Any financial institution that sells troubled assets under the program shall be subject to limitations on executive compensation and other requirements of the Act. During the effectiveness of the Secretary’s authority under the Act, if the Secretary makes direct purchases of troubled assets in accordance with the provisions of the Act and receives a “meaningful” equity or debt position in the financial institution because of the transaction, the Secretary shall require the financial institution meet “appropriate” standards for executive compensation and corporate governance including: (a) limits on compensation “. . . that exclude incentives for senior executive officers [as defined in the Act] . . . to take unnecessary and excessive risks that threaten the value of the financial institution . . .”; (b) a provision for the recovery by the financial institution of any bonus or incentive compensation paid to senior executive officers based on statements of earnings, 2 gains, or other criteria that are later proven to be materially inaccurate; and (c) a prohibition on the financial institution making any golden parachute payment to its senior executive officers. “Senior executive officer,” for purposes of the Act, means an individual who is one of the top five (5) highly paid executives of a public company whose compensation is required to be disclosed pursuant to the Securities Exchange Act of 1934, and any non-public counterparts. In addition, during the effectiveness of the Secretary’s authority pursuant to the Act, if troubled assets purchases are made through auction purchases and exceed in the aggregate per financial institution $300 million (including direct purchases), the financial institution shall not enter into any new employment contract with a senior executive officer that includes a golden parachute in the event of an involuntary termination, bankruptcy filing, insolvency or receivership.

Market Transparency

To facilitate market transparency, the Secretary is required to make available to the public, in electronic form, a description, amounts, and pricing of assets acquired under the Act within two (2) business days of the transaction.
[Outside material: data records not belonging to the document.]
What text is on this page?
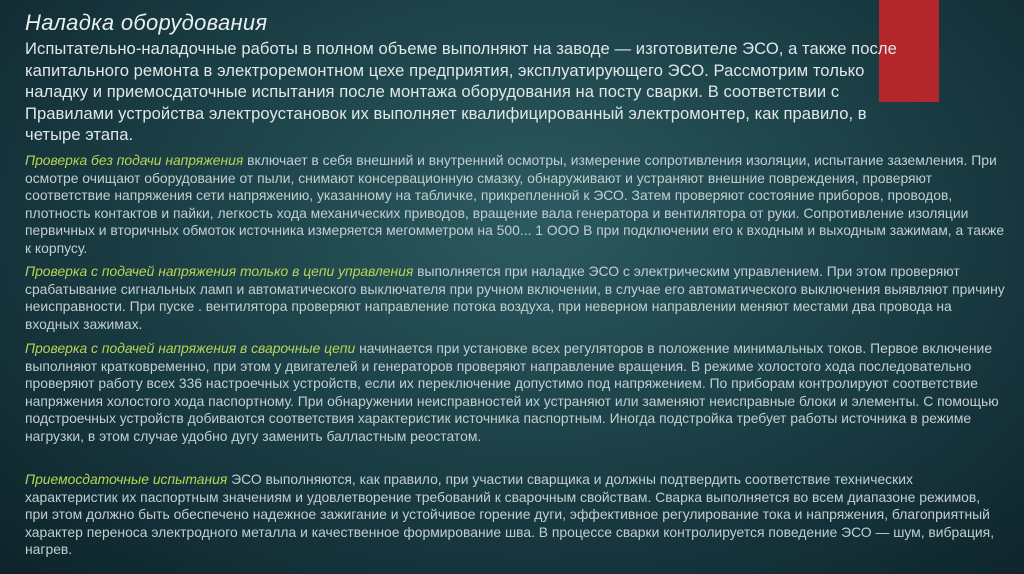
Наладка оборудования

Испытательно-наладочные работы в полном объеме выполняют на заводе — изготовителе ЭСО, а также после капитального ремонта в электроремонтном цехе предприятия, эксплуатирующего ЭСО. Рассмотрим только наладку и приемосдаточные испытания после монтажа оборудования на посту сварки. В соответствии с Правилами устройства электроустановок их выполняет квалифицированный электромонтер, как правило, в четыре этапа.

Проверка без подачи напряжения включает в себя внешний и внутренний осмотры, измерение сопротивления изоляции, испытание заземления. При осмотре очищают оборудование от пыли, снимают консервационную смазку, обнаруживают и устраняют внешние повреждения, проверяют соответствие напряжения сети напряжению, указанному на табличке, прикрепленной к ЭСО. Затем проверяют состояние приборов, проводов, плотность контактов и пайки, легкость хода механических приводов, вращение вала генератора и вентилятора от руки. Сопротивление изоляции первичных и вторичных обмоток источника измеряется мегомметром на 500... 1 ООО В при подключении его к входным и выходным зажимам, а также к корпусу.

Проверка с подачей напряжения только в цепи управления выполняется при наладке ЭСО с электрическим управлением. При этом проверяют срабатывание сигнальных ламп и автоматического выключателя при ручном включении, в случае его автоматического выключения выявляют причину неисправности. При пуске . вентилятора проверяют направление потока воздуха, при неверном направлении меняют местами два провода на входных зажимах.

Проверка с подачей напряжения в сварочные цепи начинается при установке всех регуляторов в положение минимальных токов. Первое включение выполняют кратковременно, при этом у двигателей и генераторов проверяют направление вращения. В режиме холостого хода последовательно проверяют работу всех 336 настроечных устройств, если их переключение допустимо под напряжением. По приборам контролируют соответствие напряжения холостого хода паспортному. При обнаружении неисправностей их устраняют или заменяют неисправные блоки и элементы. С помощью подстроечных устройств добиваются соответствия характеристик источника паспортным. Иногда подстройка требует работы источника в режиме нагрузки, в этом случае удобно дугу заменить балластным реостатом.

Приемосдаточные испытания ЭСО выполняются, как правило, при участии сварщика и должны подтвердить соответствие технических характеристик их паспортным значениям и удовлетворение требований к сварочным свойствам. Сварка выполняется во всем диапазоне режимов, при этом должно быть обеспечено надежное зажигание и устойчивое горение дуги, эффективное регулирование тока и напряжения, благоприятный характер переноса электродного металла и качественное формирование шва. В процессе сварки контролируется поведение ЭСО — шум, вибрация, нагрев.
The Secretary may require additional public disclosures for any financial institution that sells troubled assets under the Act of off-balance sheet transactions, derivative instruments, contingent liabilities, and similar sources of exposure.

Authority to Suspend Mark-to-Market Accounting

The Securities and Exchange Commission is granted the authority to suspend the mark-to-market rules of Financial Accounting Standards Board Statement Number 157 for any issuer as defined in the Securities Exchange Act.

Increase in Deposit Insurance

From October 3, 2008, through December 31, 2009, the FDIC insurance is increased to $250,000 per account. The temporary increase is not to be taken into account in setting assessments. The guarantee of deposits is another aspect of the various actions being taken by the FDIC and Treasury that is changing rapidly.

Tax Provisions

Gain or loss of an “applicable financial institution” on the sale or exchange of preferred stock in Fannie Mae or Freddie Mac held on September 6, 2008, or sold or exchanged on or after January 1, 2008, and before September 7, 2008, shall be treated as ordinary income or loss. An “applicable financial institution” means generally a bank, savings and loan, and certain other entities.

For financial institutions participating in the TARP program, deductions are disallowed for executive compensation that exceeds $500,000, or in the case of deferred deduction, executive compensation exceeds $500,000 reduced by the executive compensation for the tax year plus the portion of deferred deduction executive compensation taken into account in a prior taxable year. This provision only applies if the financial institution sells under the program troubled assets having an aggregate amount exceeding $300 million. To calculate the aggregate amount of $300 million per financial institution, direct purchases of troubled assets in one or more transactions are excluded. The executive compensation tax provisions are certainly among the more provocative for financial institutions, and many believe they may create some resistance to participation in TARP.